One of the few things that I remember really clearly from the graduate courses I took in statistics is that count data is described by a Poisson distribution and not a normal distribution. So I’m wary of using any tests that rely on assumptions of normality.

The chi-square test is one of my favorite tests, but with fewer than five headache days while taking this medication, is it even appropriate here?

> chisq.test(matrix(c(33, 2, 58, 19), nrow=2))

	Pearson's Chi-squared test with Yates'
	continuity correction

data:  matrix(c(33, 2, 58, 19), nrow = 2)
X-squared = 4.5022, df = 1, p-value = 0.03385

And what about Fisher’s Exact Test? It’s great for count data, even when the counts are small (as we hope they are when we are trying to count the number of headache days with the experimental treatment). Here I worry that test expects the margins on the table to be fixed. And that won’t happen unless I can get enough more of this medication so that I can be on it for 91 days, so I shouldn’t expect my data to reflect a hypergeometric distribution.

> fisher.test(matrix(c(33, 2, 58, 19), nrow=2))

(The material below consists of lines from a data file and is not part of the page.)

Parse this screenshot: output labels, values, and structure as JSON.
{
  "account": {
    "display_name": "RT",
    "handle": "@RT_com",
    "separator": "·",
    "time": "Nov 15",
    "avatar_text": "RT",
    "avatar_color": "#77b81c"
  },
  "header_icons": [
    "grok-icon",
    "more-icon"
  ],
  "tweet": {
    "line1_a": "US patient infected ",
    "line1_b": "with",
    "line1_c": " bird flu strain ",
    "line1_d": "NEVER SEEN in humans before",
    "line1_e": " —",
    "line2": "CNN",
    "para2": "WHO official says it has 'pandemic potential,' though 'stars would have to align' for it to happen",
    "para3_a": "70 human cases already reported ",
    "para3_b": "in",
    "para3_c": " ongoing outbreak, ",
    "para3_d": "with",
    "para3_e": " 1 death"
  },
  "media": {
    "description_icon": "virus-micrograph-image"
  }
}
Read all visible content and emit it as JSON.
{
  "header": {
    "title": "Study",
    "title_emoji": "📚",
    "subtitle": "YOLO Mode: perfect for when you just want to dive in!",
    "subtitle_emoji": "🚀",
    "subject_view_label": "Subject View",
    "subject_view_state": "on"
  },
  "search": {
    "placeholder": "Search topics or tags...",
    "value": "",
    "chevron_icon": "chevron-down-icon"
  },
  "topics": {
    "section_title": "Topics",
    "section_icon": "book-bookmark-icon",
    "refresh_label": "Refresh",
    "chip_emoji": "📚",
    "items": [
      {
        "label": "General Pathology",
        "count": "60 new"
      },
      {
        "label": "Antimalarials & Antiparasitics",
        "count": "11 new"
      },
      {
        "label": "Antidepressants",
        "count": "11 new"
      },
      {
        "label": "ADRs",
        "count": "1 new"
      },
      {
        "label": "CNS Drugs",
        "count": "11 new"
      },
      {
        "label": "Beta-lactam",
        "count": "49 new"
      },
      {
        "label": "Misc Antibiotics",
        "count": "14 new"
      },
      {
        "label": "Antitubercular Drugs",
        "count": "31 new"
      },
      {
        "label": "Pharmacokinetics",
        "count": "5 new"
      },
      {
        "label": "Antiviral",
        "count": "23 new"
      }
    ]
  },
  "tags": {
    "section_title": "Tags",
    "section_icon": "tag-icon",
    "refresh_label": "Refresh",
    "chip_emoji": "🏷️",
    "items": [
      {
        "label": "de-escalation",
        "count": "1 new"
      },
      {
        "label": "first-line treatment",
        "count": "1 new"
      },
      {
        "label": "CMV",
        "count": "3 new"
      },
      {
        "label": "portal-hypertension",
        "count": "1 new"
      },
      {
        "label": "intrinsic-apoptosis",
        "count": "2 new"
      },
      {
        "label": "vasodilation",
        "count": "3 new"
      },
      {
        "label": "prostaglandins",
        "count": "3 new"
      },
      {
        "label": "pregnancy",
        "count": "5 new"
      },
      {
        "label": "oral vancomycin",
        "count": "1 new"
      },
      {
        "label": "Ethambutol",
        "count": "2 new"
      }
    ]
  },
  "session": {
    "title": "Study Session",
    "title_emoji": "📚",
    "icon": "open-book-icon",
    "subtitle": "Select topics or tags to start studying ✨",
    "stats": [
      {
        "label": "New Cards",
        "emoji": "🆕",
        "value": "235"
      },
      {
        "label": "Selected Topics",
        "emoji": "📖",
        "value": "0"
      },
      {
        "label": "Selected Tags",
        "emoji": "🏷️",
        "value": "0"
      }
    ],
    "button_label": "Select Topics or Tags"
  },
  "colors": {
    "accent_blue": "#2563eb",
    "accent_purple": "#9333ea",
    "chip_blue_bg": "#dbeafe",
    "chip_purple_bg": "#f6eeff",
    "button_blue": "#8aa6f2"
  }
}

	Fisher's Exact Test for Count Data

data:  matrix(c(33, 2, 58, 19), nrow = 2)
p-value = 0.01853
alternative hypothesis: true odds ratio is not equal to 1
95 percent confidence interval:
  1.167942 50.180692
sample estimates:
odds ratio 
  5.342414 

And what if I look at the 21 days before I started taking this medication? Then I could have fixed margins. Ten headache days, 11 headache-free days (which is kind of what motivated me to rummage through my medicine cabinet looking for something that works).

> fisher.test(matrix(c(10, 2, 11, 19), nrow=2))

	Fisher's Exact Test for Count Data

data:  matrix(c(10, 2, 11, 19), nrow = 2)
p-value = 0.01479
alternative hypothesis: true odds ratio is not equal to 1
95 percent confidence interval:
  1.38263 90.38692
sample estimates:
odds ratio 
  8.185283 

Back when I was first learning about statistics, no one talked very much about Barnard’s test. I’m not entirely sure when it applies. (Or, if we’re being entirely honest here, what sort of underlying probability distribution describes the “let’s try taking some leftover medicine until we run out of it” experimental design. And, to continue with the real talk, I can not promise you that headache days and non-headache days are independent. There might be some sort of underlying Markov process where the probability of having a headache tomorrow depends on whether or not I have a headache today.)

> barnard.test(33, 2, 58, 19)

Barnard's Unconditional Test

           Treatment I Treatment II
Outcome I           33            2
Outcome II          58           19

Null hypothesis: Treatments have no effect on the outcomes
Score statistic = -2.38298
Nuisance parameter = 0.957 (One sided), 0.957 (Two sided)
P-value = 0.0206766 (One sided), 0.0206766 (Two sided)

And even if you accepted that I have a baseline headache rate of \(\frac{33}{91}\), you could calculate the binomial probability of having less than or equal to two headache days in a 21-day period. I calculated \[\binom{21}{2} \left(\frac{33}{91}\right)^2 \left(\frac{58}{91} \right)^{19} + \binom{21}{1} \left(\frac{33}{91}\right)^1 \left(\frac{58}{91} \right)^{20} + \binom{21}{0} \left(\frac{33}{91}\right)^0 \left(\frac{58}{91} \right)^{21} ,\] which is roughly 0.0063.

I really do feel like it is working.